One day of the programme was devoted to readings outside of Granada, in villages, towns, universities, schools, in prisons and at the National Police Academy. In Diriomo, the village I visited, we received a mayoral reception, were shown round the town’s tiny sweet-making business, and read to a large crowd of schoolchildren and adults in the town plaza.
Audiences were attentive and enthusiastic. Listeners, poets and non-poets alike, visibly and audibly reacted to the poetry. They jiggled, swayed, clapped, whistled, sighed, laughed, wept. This responsiveness was wonderful, creating an air of celebration, commitment and mutuality. On the final evening, a crowd of 2-3000 people gathered in Granada’s main plaza to listen to our work.
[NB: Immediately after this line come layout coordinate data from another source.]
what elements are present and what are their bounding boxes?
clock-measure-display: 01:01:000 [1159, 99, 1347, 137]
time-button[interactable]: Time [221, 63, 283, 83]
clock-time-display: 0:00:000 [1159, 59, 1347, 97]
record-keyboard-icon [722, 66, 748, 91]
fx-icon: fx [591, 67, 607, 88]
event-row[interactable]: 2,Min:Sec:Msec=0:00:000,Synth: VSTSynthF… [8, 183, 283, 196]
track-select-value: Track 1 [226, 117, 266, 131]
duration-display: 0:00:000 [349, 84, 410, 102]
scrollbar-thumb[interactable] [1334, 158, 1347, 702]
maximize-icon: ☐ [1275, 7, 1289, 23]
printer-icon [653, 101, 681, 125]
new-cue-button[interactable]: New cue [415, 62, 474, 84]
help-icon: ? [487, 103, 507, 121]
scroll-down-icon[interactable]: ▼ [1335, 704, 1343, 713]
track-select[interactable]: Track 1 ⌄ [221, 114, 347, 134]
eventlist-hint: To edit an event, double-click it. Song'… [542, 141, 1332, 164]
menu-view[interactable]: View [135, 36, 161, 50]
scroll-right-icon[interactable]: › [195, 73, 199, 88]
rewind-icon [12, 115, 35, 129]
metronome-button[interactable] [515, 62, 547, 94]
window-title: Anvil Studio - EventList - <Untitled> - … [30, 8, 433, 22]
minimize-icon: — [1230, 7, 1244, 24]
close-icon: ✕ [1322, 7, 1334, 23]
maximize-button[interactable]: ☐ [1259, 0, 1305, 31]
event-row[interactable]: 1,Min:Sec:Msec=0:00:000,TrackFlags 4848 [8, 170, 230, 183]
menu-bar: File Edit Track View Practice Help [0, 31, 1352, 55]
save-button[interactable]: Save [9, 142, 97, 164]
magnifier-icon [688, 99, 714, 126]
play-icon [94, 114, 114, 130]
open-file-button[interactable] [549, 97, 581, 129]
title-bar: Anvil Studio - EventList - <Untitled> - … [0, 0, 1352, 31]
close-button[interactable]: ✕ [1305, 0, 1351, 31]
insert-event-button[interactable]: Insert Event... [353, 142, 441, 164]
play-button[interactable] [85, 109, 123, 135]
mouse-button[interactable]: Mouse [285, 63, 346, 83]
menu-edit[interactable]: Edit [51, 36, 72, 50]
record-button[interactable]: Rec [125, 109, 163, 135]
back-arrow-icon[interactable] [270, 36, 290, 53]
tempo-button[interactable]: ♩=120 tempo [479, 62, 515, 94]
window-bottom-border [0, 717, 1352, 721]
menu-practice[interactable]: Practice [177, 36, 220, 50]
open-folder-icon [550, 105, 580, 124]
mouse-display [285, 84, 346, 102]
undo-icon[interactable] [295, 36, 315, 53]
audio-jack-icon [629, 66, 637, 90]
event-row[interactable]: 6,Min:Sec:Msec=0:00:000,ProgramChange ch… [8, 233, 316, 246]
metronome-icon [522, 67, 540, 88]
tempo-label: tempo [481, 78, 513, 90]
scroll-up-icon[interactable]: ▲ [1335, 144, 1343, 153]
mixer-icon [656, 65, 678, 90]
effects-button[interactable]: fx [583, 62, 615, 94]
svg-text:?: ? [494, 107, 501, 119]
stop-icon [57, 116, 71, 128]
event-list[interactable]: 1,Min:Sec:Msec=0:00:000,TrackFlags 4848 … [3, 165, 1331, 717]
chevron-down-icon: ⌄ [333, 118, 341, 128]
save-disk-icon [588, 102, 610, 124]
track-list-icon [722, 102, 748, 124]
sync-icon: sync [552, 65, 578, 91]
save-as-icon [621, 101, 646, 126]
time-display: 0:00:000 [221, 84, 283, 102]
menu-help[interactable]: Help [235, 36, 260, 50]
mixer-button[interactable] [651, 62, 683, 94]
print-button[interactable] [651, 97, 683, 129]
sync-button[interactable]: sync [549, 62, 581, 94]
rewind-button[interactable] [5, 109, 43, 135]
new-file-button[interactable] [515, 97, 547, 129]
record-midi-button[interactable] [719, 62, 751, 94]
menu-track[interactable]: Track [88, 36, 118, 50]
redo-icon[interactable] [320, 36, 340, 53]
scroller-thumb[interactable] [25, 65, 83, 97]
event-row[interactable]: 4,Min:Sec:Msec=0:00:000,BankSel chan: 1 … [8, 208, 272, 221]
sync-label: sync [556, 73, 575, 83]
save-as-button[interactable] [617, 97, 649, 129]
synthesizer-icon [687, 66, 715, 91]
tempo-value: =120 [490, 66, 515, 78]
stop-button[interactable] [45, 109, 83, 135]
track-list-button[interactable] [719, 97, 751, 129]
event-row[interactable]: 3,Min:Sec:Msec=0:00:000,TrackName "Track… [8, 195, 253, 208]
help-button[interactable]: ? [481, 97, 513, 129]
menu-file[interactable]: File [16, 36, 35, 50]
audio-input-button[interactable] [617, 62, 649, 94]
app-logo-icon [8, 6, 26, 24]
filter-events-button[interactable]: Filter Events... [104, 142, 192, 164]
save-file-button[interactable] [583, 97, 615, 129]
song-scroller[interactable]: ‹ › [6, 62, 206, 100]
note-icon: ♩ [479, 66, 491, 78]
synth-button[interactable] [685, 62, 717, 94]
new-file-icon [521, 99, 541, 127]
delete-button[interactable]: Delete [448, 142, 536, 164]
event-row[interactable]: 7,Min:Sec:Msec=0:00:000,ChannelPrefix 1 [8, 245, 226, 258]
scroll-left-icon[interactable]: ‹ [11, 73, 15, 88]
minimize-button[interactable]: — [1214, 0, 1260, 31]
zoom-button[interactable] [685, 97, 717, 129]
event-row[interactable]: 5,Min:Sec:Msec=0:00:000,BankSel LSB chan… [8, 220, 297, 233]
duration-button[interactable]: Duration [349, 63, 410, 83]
What’s the value for a poet in attending a festival like this? Certainly there’s no money in it – this is not one of the festivals that attracts target funding from the NZ Book Council or Creative New Zealand. Consequently, accepting an invitation to read is financially costly, though the festival pays accommodation, food and internal travel for the duration of your stay in Nicaragua. However, the benefits are huge, both personally and for NZ poetry. The networking opportunities are there for the taking. As a direct result of contacts made in Nicaragua, my work is being translated into other languages for publication overseas. The Spanish language opportunities alone are mind-boggling. I encountered genuine interest in what is happening in contemporary NZ poetry, coupled with a desire on the part of international poets to be read here (an outcome I’m keen to promote). The exchange of information and ideas stretched us all. My outlook has shifted: yes I’m a New Zealand poet, but I’m also a Poeta del Mundo. As are we all. Viva la poesia!